If you like math oddities, you'll love Pascal's triangle. Named after 17th-century French mathematician Blaise Pascal, and known to the Chinese for many centuries before Pascal as the Yanghui triangle, it's actually more than an oddity. It's a specific arrangement of numbers that is incredibly useful in algebra and probability theory. Some of its characteristics are more perplexing and interesting than they are useful. They help to illustrate the mysterious harmony of the world as described by numbers and mathematics.

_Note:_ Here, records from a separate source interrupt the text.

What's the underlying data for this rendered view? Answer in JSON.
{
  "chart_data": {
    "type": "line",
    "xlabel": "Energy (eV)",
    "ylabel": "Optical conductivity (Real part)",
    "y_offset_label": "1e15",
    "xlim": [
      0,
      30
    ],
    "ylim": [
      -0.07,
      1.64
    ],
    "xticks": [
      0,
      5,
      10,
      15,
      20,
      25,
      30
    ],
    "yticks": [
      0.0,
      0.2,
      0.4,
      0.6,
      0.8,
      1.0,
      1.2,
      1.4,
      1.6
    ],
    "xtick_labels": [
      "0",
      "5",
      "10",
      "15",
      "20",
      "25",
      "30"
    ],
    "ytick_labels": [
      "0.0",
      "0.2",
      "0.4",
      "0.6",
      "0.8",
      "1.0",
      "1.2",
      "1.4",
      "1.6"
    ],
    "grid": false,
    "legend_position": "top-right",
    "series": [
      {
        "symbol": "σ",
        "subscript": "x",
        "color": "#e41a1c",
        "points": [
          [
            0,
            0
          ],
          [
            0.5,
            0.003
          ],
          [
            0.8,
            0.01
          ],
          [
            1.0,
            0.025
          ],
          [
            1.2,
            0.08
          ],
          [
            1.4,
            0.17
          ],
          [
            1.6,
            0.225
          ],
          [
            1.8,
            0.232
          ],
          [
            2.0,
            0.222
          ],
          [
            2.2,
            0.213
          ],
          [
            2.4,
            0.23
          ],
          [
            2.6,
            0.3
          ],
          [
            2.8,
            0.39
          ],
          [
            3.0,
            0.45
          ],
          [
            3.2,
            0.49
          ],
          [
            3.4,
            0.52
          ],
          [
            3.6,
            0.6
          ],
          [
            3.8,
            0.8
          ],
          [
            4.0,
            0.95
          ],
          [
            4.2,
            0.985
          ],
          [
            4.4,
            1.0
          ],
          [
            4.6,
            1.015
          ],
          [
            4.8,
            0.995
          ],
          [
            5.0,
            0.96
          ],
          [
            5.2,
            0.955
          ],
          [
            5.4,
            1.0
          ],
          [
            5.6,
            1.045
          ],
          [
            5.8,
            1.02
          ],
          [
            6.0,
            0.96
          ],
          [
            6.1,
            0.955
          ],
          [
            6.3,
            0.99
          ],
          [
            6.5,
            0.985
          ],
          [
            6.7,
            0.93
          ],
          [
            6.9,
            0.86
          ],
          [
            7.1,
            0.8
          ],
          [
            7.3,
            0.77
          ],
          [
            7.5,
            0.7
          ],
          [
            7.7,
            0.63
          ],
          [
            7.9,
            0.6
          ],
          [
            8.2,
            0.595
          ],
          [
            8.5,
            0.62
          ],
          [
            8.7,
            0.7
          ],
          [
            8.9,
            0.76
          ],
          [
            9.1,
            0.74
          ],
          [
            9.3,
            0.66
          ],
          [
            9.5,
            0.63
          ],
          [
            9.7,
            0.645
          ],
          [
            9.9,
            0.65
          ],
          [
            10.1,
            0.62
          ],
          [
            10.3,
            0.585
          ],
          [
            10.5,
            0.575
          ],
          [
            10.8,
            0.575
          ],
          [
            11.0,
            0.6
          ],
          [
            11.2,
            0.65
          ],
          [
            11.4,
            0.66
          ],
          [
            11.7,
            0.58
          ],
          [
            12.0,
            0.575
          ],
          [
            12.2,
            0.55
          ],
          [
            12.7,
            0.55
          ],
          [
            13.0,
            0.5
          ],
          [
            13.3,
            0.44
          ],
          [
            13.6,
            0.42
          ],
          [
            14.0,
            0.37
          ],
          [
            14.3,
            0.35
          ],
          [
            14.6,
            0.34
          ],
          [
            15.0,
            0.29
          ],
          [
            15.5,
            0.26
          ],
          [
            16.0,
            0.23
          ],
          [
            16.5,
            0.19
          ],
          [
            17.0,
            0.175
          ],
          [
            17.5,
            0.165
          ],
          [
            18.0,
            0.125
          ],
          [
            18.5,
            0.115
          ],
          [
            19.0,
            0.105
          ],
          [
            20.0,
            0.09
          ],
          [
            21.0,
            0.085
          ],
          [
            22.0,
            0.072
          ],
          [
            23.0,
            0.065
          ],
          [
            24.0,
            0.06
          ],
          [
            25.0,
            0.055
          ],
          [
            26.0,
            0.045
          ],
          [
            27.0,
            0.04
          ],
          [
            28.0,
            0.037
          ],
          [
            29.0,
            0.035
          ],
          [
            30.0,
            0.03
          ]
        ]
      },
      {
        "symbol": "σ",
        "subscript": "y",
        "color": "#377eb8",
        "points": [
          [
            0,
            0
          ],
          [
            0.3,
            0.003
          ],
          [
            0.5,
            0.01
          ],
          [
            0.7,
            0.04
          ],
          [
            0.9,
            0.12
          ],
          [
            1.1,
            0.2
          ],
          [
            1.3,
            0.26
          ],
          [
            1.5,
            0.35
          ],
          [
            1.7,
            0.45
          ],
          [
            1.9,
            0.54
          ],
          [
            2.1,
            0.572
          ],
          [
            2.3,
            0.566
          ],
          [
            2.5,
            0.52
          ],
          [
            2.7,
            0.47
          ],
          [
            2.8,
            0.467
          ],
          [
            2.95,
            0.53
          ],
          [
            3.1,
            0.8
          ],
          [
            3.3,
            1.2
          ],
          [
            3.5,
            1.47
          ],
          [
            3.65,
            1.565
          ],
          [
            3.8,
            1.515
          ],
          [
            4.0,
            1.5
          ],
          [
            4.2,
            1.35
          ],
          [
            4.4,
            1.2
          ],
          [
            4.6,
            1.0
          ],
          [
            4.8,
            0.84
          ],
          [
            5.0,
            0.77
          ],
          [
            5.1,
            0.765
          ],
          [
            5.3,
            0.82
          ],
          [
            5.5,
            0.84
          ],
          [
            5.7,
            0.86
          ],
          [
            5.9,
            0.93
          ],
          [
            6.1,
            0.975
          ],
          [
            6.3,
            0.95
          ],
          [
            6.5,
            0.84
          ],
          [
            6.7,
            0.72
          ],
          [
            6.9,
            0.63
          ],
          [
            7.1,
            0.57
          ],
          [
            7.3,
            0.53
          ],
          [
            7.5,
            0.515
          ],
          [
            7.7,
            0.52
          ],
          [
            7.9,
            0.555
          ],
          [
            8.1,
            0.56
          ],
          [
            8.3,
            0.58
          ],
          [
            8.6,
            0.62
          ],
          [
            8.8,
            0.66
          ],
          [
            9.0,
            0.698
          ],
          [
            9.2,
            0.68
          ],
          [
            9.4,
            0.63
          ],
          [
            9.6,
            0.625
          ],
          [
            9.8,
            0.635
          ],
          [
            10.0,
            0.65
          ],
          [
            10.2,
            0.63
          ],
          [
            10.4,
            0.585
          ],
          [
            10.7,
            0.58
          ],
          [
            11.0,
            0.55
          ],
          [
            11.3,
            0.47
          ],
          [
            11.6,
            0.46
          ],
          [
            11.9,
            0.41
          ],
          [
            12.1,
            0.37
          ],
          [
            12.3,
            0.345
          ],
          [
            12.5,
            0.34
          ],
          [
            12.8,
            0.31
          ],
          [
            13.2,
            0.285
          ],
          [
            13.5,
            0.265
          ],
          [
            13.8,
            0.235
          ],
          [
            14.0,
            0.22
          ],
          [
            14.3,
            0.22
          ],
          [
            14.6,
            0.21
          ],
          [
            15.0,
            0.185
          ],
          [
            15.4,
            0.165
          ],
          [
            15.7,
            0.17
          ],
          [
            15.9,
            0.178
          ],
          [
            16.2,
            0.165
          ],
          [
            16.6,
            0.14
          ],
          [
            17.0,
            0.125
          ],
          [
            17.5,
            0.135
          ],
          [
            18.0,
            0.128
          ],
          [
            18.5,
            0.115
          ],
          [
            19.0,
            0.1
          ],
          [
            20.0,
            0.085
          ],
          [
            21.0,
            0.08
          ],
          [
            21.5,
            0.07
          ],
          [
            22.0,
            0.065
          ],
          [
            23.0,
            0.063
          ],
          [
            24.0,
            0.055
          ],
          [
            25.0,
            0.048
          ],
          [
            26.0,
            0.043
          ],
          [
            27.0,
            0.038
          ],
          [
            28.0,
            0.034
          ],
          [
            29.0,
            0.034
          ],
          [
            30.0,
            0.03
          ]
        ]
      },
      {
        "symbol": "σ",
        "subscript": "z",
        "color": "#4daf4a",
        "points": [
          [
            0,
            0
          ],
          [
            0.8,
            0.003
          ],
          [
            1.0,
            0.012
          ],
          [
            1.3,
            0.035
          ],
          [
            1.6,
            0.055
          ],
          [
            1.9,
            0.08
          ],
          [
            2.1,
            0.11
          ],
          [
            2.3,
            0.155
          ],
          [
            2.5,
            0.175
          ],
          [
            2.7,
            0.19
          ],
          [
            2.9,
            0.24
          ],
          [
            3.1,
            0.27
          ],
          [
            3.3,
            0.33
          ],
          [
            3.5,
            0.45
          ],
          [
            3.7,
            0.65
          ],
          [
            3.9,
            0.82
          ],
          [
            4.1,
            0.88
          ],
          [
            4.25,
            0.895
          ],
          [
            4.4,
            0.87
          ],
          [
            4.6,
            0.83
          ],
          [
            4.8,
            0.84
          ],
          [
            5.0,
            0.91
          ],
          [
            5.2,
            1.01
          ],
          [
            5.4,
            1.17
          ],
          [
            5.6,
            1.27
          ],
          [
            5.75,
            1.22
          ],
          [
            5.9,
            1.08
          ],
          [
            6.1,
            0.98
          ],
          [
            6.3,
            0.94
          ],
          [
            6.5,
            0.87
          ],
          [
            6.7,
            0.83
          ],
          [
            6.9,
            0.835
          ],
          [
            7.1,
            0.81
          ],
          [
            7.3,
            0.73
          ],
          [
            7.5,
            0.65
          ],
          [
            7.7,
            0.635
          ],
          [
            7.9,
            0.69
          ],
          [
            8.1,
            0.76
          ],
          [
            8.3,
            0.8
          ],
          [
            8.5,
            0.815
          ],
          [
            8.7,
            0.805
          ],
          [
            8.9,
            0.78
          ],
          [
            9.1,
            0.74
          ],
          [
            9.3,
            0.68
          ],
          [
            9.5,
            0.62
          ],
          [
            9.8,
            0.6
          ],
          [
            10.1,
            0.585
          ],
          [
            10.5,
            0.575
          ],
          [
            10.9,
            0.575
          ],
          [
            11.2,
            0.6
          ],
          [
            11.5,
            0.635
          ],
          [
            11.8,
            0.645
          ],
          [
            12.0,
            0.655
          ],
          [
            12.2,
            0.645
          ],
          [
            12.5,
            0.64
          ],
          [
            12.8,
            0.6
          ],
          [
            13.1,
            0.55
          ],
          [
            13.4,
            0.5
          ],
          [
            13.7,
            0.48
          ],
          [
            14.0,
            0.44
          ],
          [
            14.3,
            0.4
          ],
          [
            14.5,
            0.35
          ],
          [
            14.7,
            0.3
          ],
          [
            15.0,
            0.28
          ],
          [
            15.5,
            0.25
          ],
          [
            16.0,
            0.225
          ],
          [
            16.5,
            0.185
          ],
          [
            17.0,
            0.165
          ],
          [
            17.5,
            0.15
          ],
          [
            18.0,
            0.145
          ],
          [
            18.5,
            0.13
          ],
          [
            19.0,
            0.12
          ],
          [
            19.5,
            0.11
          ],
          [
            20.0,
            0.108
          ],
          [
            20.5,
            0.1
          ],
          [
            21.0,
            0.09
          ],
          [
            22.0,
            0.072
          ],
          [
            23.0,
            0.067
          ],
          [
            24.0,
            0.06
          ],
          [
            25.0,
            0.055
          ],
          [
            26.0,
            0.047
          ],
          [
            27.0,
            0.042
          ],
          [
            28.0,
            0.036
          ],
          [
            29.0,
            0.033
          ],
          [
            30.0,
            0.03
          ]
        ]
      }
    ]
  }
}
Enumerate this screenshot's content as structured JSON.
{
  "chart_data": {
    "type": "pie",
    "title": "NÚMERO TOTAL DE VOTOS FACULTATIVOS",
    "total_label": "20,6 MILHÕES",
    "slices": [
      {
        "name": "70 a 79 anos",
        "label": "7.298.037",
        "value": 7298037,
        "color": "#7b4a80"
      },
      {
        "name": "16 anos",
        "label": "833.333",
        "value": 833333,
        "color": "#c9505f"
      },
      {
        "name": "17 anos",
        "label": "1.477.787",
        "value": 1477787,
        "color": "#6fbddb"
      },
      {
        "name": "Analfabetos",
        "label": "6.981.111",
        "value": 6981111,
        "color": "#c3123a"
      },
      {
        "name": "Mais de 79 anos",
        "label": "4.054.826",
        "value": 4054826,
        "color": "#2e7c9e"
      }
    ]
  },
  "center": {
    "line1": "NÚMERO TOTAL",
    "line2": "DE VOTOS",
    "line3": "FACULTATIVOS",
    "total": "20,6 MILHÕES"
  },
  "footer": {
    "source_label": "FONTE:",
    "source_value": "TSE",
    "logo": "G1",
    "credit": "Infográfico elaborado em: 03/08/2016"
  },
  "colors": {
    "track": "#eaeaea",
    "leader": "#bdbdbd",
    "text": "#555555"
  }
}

#### TL;DR (Too Long; Didn't Read)

Pascal derived the triangle by expanding (x + y)^n for increasing values of n and arranging the coefficients of the terms in a triangular pattern. It has many interesting and useful properties.

## Constructing Pascal's Triangle

The rule for constructing Pascal's triangle couldn't be easier. Start with the number one at the apex and form the second row below it with a pair of ones. To construct the third and all subsequent rows, start by putting one at the beginning and at the end. Derive each digit between this pair of ones by adding the two digits immediately above it. The third row is thus 1, 2, 1, the fourth row is 1, 3, 3, 1, the fifth row is 1, 4, 6, 4, 1 and so on. If each digit occupies a box that is the same size as all the other boxes, the arrangement forms a perfect equilateral triangle bounded on two sides by ones and with a base equal in length to the number of the row. The rows are symmetrical in that they read the same backwards and forwards.

```
1
1 1
1 2 1
1 3 3 1
1 4 6 4 1
1 5 10 10 5 1
1 6 15 20 15 6 1
1 7 21 35 35 21 7 1
```

## Applying Pascal's Triangle in Algebra

Pascal discovered the triangle, which had been known for centuries to Persian and Chinese philosophers, when he was studying the algebraic expansion of the expression (x + y)^{n}. When you expand this expression to the nth power, the coefficients of the terms in the expansion correspond to the numbers in the nth row of the triangle. For example, (x + y)^{0} = 1; (x + y)^{1} = x + y; (x + y)^{2} = x^{2} + 2xy + y^{2} and so on. For this reason, mathematicians sometimes call the arrangement the triangle of binomial coefficients. For large numbers of n, it's obviously easier to read the expansion coefficients from the triangle than it is to calculate them.

## Pascal's Triangle in Probability Theory

Suppose you toss a coin a certain number of times. How many combinations of heads and tails can you get? You can find out by looking at the row in Pascal's triangle that corresponds to the number of times that you toss the coin and adding all the numbers in that row. For example, if you toss the coin 3 times, there are 1 + 3 + 3 + 1 = 8 possibilities. The probability of getting the same result three times in a row is therefore 1/8.

Similarly, you can use Pascal's triangle to find how many ways you can combine objects or choices from a given set. Suppose you have 5 balls, and you want to know how many ways you can choose two of them. Just go to the fifth row and look at the second entry to find the answer, which is 5.

## Interesting Patterns

Pascal's triangle contains a number of interesting patterns. Here are some of them:

- The sum of the numbers in each row is double the sum of the numbers in the row above.

- Reading down either side, the first row is all ones, the second row is the counting numbers, the third is the triangular numbers, the fourth the tetrahedral numbers and so on.

- Each row forms the corresponding exponent of 11 after performing a simple modification.

- You can derive the Fibonacci series from the triangular pattern.

- Coloring all the odd numbers and even numbers different colors produces a visual pattern known as the Sierpinski triangle.